Great proposal @nbougalis, thank you. I agree with you on the less than optimal checksum for the existing Secret numbers, and the combined ed+secp compatibility is a great idea as well.

When I find some spare time I will work on an implementation in https://github.com/WietseWind/xrpl-secret-numbers/ 👍

[nbougalis]

@WietseWind's comment above stems from a conversation in the "Technical" channel on Mattermost. He wrote:

Nice Nik B!! Very nice. I'll think about how this is going to be used in the UI, allow people to enter and then at the end tap a button "I have more numbers" or something like that
I'll add support on a branch of https://www.npmjs.com/package/xrpl-secret-numbers when I find a moment

I responded that:

[a] small tweak can make it trivial... under the existing spec, by construction block 'A' can never end with a 9 (it's (x * 10) + (x % 9)) so we can leverage that to construct the A block for XLS25 in a special way: A = (x * 10) + 9. You lose the "direct" checksum on the A block but the overall checksum would still catch the error.
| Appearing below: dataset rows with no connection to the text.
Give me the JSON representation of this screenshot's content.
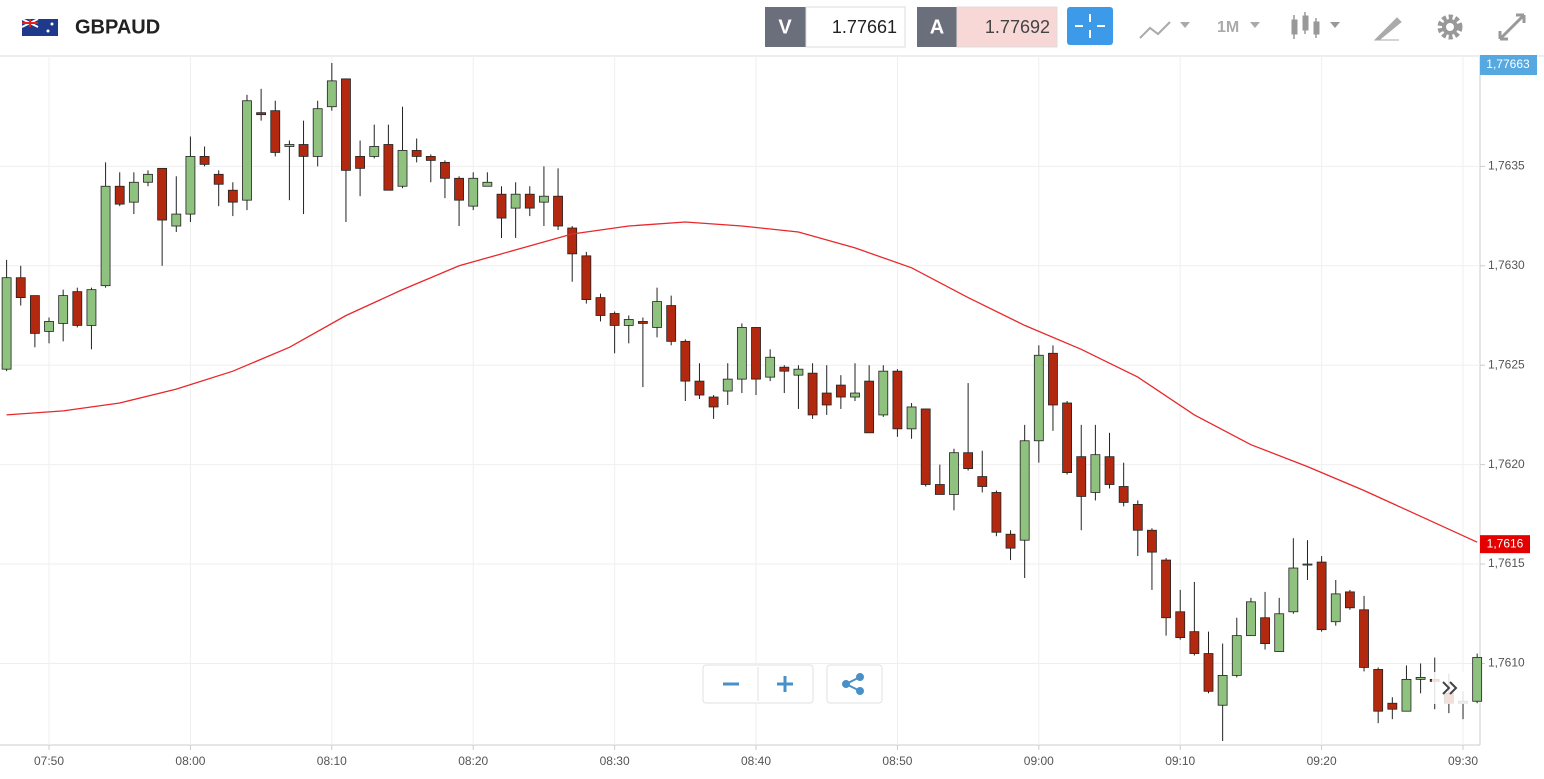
{
  "header": {
    "symbol": "GBPAUD",
    "bid_label": "V",
    "bid": "1.77661",
    "ask_label": "A",
    "ask": "1.77692",
    "timeframe": "1M",
    "top_price_tag": "1,77663"
  },
  "chart_data": {
    "type": "candlestick",
    "categories": [
      "07:47",
      "07:48",
      "07:49",
      "07:50",
      "07:51",
      "07:52",
      "07:53",
      "07:54",
      "07:55",
      "07:56",
      "07:57",
      "07:58",
      "07:59",
      "08:00",
      "08:01",
      "08:02",
      "08:03",
      "08:04",
      "08:05",
      "08:06",
      "08:07",
      "08:08",
      "08:09",
      "08:10",
      "08:11",
      "08:12",
      "08:13",
      "08:14",
      "08:15",
      "08:16",
      "08:17",
      "08:18",
      "08:19",
      "08:20",
      "08:21",
      "08:22",
      "08:23",
      "08:24",
      "08:25",
      "08:26",
      "08:27",
      "08:28",
      "08:29",
      "08:30",
      "08:31",
      "08:32",
      "08:33",
      "08:34",
      "08:35",
      "08:36",
      "08:37",
      "08:38",
      "08:39",
      "08:40",
      "08:41",
      "08:42",
      "08:43",
      "08:44",
      "08:45",
      "08:46",
      "08:47",
      "08:48",
      "08:49",
      "08:50",
      "08:51",
      "08:52",
      "08:53",
      "08:54",
      "08:55",
      "08:56",
      "08:57",
      "08:58",
      "08:59",
      "09:00",
      "09:01",
      "09:02",
      "09:03",
      "09:04",
      "09:05",
      "09:06",
      "09:07",
      "09:08",
      "09:09",
      "09:10",
      "09:11",
      "09:12",
      "09:13",
      "09:14",
      "09:15",
      "09:16",
      "09:17",
      "09:18",
      "09:19",
      "09:20",
      "09:21",
      "09:22",
      "09:23",
      "09:24",
      "09:25",
      "09:26",
      "09:27",
      "09:28",
      "09:29",
      "09:30",
      "09:31"
    ],
    "open": [
      1.76248,
      1.76294,
      1.76285,
      1.76267,
      1.76271,
      1.76287,
      1.7627,
      1.7629,
      1.7634,
      1.76332,
      1.76342,
      1.76349,
      1.7632,
      1.76326,
      1.76355,
      1.76346,
      1.76338,
      1.76333,
      1.76377,
      1.76378,
      1.7636,
      1.76361,
      1.76355,
      1.7638,
      1.76394,
      1.76355,
      1.76355,
      1.76361,
      1.7634,
      1.76358,
      1.76355,
      1.76352,
      1.76344,
      1.7633,
      1.7634,
      1.76336,
      1.76329,
      1.76336,
      1.76332,
      1.76335,
      1.76319,
      1.76305,
      1.76284,
      1.76276,
      1.7627,
      1.76272,
      1.76269,
      1.7628,
      1.76262,
      1.76242,
      1.76234,
      1.76237,
      1.76243,
      1.76269,
      1.76244,
      1.76249,
      1.76245,
      1.76246,
      1.76236,
      1.7624,
      1.76234,
      1.76242,
      1.76225,
      1.76247,
      1.76218,
      1.76228,
      1.7619,
      1.76185,
      1.76206,
      1.76194,
      1.76186,
      1.76165,
      1.76162,
      1.76212,
      1.76256,
      1.76231,
      1.76204,
      1.76186,
      1.76204,
      1.76189,
      1.7618,
      1.76167,
      1.76152,
      1.76126,
      1.76116,
      1.76105,
      1.76079,
      1.76094,
      1.76114,
      1.76123,
      1.76106,
      1.76126,
      1.7615,
      1.76151,
      1.76121,
      1.76136,
      1.76127,
      1.76097,
      1.7608,
      1.76076,
      1.76092,
      1.76092,
      1.76085,
      1.7608,
      1.76081
    ],
    "high": [
      1.76303,
      1.763,
      1.76285,
      1.76274,
      1.76288,
      1.76289,
      1.76289,
      1.76352,
      1.76347,
      1.76347,
      1.76348,
      1.76349,
      1.76345,
      1.76365,
      1.7636,
      1.76348,
      1.76342,
      1.76386,
      1.76389,
      1.76383,
      1.76363,
      1.76373,
      1.76383,
      1.76402,
      1.76394,
      1.76363,
      1.76371,
      1.76371,
      1.7638,
      1.76364,
      1.76356,
      1.76353,
      1.76345,
      1.76347,
      1.76347,
      1.7634,
      1.76342,
      1.7634,
      1.7635,
      1.76349,
      1.7632,
      1.76307,
      1.76286,
      1.76277,
      1.76275,
      1.76274,
      1.76289,
      1.76285,
      1.76263,
      1.76251,
      1.76235,
      1.76251,
      1.76271,
      1.76269,
      1.76258,
      1.7625,
      1.7625,
      1.76251,
      1.7625,
      1.76245,
      1.76251,
      1.7625,
      1.7625,
      1.76248,
      1.76231,
      1.76228,
      1.762,
      1.76208,
      1.76241,
      1.76207,
      1.76187,
      1.76167,
      1.7622,
      1.7626,
      1.7626,
      1.76232,
      1.7622,
      1.7622,
      1.76216,
      1.76201,
      1.76182,
      1.76168,
      1.76153,
      1.76137,
      1.76141,
      1.76116,
      1.7611,
      1.76123,
      1.76133,
      1.76136,
      1.76133,
      1.76163,
      1.76162,
      1.76154,
      1.76142,
      1.76137,
      1.76134,
      1.76098,
      1.76083,
      1.76099,
      1.761,
      1.76103,
      1.76095,
      1.76086,
      1.76105
    ],
    "low": [
      1.76247,
      1.7628,
      1.76259,
      1.76261,
      1.76262,
      1.76269,
      1.76258,
      1.76289,
      1.7633,
      1.76326,
      1.7634,
      1.763,
      1.76317,
      1.76322,
      1.7635,
      1.7633,
      1.76325,
      1.76328,
      1.76373,
      1.76355,
      1.76333,
      1.76326,
      1.7635,
      1.76378,
      1.76322,
      1.76335,
      1.76354,
      1.76338,
      1.76339,
      1.76352,
      1.76342,
      1.76334,
      1.7632,
      1.76328,
      1.7634,
      1.76314,
      1.76314,
      1.76325,
      1.7632,
      1.76318,
      1.76292,
      1.76281,
      1.76272,
      1.76256,
      1.76261,
      1.76239,
      1.76264,
      1.7626,
      1.76232,
      1.76233,
      1.76223,
      1.7623,
      1.76236,
      1.76235,
      1.76242,
      1.76236,
      1.76228,
      1.76223,
      1.76225,
      1.76228,
      1.76232,
      1.76216,
      1.76224,
      1.76214,
      1.76213,
      1.76189,
      1.76185,
      1.76177,
      1.76197,
      1.76186,
      1.76164,
      1.76152,
      1.76143,
      1.76201,
      1.76217,
      1.76195,
      1.76167,
      1.76182,
      1.76188,
      1.76179,
      1.76154,
      1.76137,
      1.76114,
      1.76112,
      1.76104,
      1.76085,
      1.76061,
      1.76093,
      1.76114,
      1.76107,
      1.76106,
      1.76125,
      1.76142,
      1.76116,
      1.76119,
      1.76127,
      1.76096,
      1.7607,
      1.76072,
      1.76076,
      1.76085,
      1.76077,
      1.76075,
      1.76072,
      1.7608
    ],
    "close": [
      1.76294,
      1.76284,
      1.76266,
      1.76272,
      1.76285,
      1.7627,
      1.76288,
      1.7634,
      1.76331,
      1.76342,
      1.76346,
      1.76323,
      1.76326,
      1.76355,
      1.76351,
      1.76341,
      1.76332,
      1.76383,
      1.76376,
      1.76357,
      1.76361,
      1.76355,
      1.76379,
      1.76393,
      1.76348,
      1.76349,
      1.7636,
      1.76338,
      1.76358,
      1.76355,
      1.76353,
      1.76344,
      1.76333,
      1.76344,
      1.76342,
      1.76324,
      1.76336,
      1.76329,
      1.76335,
      1.7632,
      1.76306,
      1.76283,
      1.76275,
      1.7627,
      1.76273,
      1.76271,
      1.76282,
      1.76262,
      1.76242,
      1.76235,
      1.76229,
      1.76243,
      1.76269,
      1.76243,
      1.76254,
      1.76247,
      1.76248,
      1.76225,
      1.7623,
      1.76234,
      1.76236,
      1.76216,
      1.76247,
      1.76218,
      1.76229,
      1.7619,
      1.76185,
      1.76206,
      1.76198,
      1.76189,
      1.76166,
      1.76158,
      1.76212,
      1.76255,
      1.7623,
      1.76196,
      1.76184,
      1.76205,
      1.7619,
      1.76181,
      1.76167,
      1.76156,
      1.76123,
      1.76113,
      1.76105,
      1.76086,
      1.76094,
      1.76114,
      1.76131,
      1.7611,
      1.76125,
      1.76148,
      1.7615,
      1.76117,
      1.76135,
      1.76128,
      1.76098,
      1.76076,
      1.76077,
      1.76092,
      1.76093,
      1.76091,
      1.7608,
      1.76081,
      1.76103
    ],
    "up_color": "#8fc27f",
    "down_color": "#b3290f",
    "ma": {
      "color": "#e8282b",
      "x": [
        "07:47",
        "07:51",
        "07:55",
        "07:59",
        "08:03",
        "08:07",
        "08:11",
        "08:15",
        "08:19",
        "08:23",
        "08:27",
        "08:31",
        "08:35",
        "08:39",
        "08:43",
        "08:47",
        "08:51",
        "08:55",
        "08:59",
        "09:03",
        "09:07",
        "09:11",
        "09:15",
        "09:19",
        "09:23",
        "09:27",
        "09:31"
      ],
      "values": [
        1.76225,
        1.76227,
        1.76231,
        1.76238,
        1.76247,
        1.76259,
        1.76275,
        1.76288,
        1.763,
        1.76308,
        1.76316,
        1.7632,
        1.76322,
        1.7632,
        1.76317,
        1.76309,
        1.76299,
        1.76284,
        1.7627,
        1.76258,
        1.76244,
        1.76225,
        1.7621,
        1.76199,
        1.76187,
        1.76174,
        1.76161
      ]
    },
    "ma_tag": {
      "value": 1.7616,
      "label": "1,7616"
    },
    "ylim": [
      1.76059,
      1.76405
    ],
    "yticks": [
      {
        "value": 1.7635,
        "label": "1,7635"
      },
      {
        "value": 1.763,
        "label": "1,7630"
      },
      {
        "value": 1.7625,
        "label": "1,7625"
      },
      {
        "value": 1.762,
        "label": "1,7620"
      },
      {
        "value": 1.7615,
        "label": "1,7615"
      },
      {
        "value": 1.761,
        "label": "1,7610"
      }
    ],
    "xticks": [
      "07:50",
      "08:00",
      "08:10",
      "08:20",
      "08:30",
      "08:40",
      "08:50",
      "09:00",
      "09:10",
      "09:20",
      "09:30"
    ],
    "grid": true
  }
}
I thought about it some more and there might be a further improvement on my potential improvement. By construction, no valid XLS12 block can have a value greater than 655356 (i.e. 65535 * 10 + (65535 % 9)). We can take advantage of that, because it means that any block that begins with a 7, 8 or 9 cannot be valid XLS12. So instead, consider this:

Again, assume that C is the checksum described above and F is the flag bitfield:

X = (F ^ C) % 3
A = ((X + 7) * 100000) + (C * 256 + F)

The end result is an A block that begins with 7, 8 or 9, which means it cannot be a valid XLS12 block, allowing us to detect the type automatically. Plus, we still retain a checksum in the A block, albeit more "fragile" than the remaining blocks.

If you think this is a reasonable approach, I'll make the necessary tweaks to the spec above.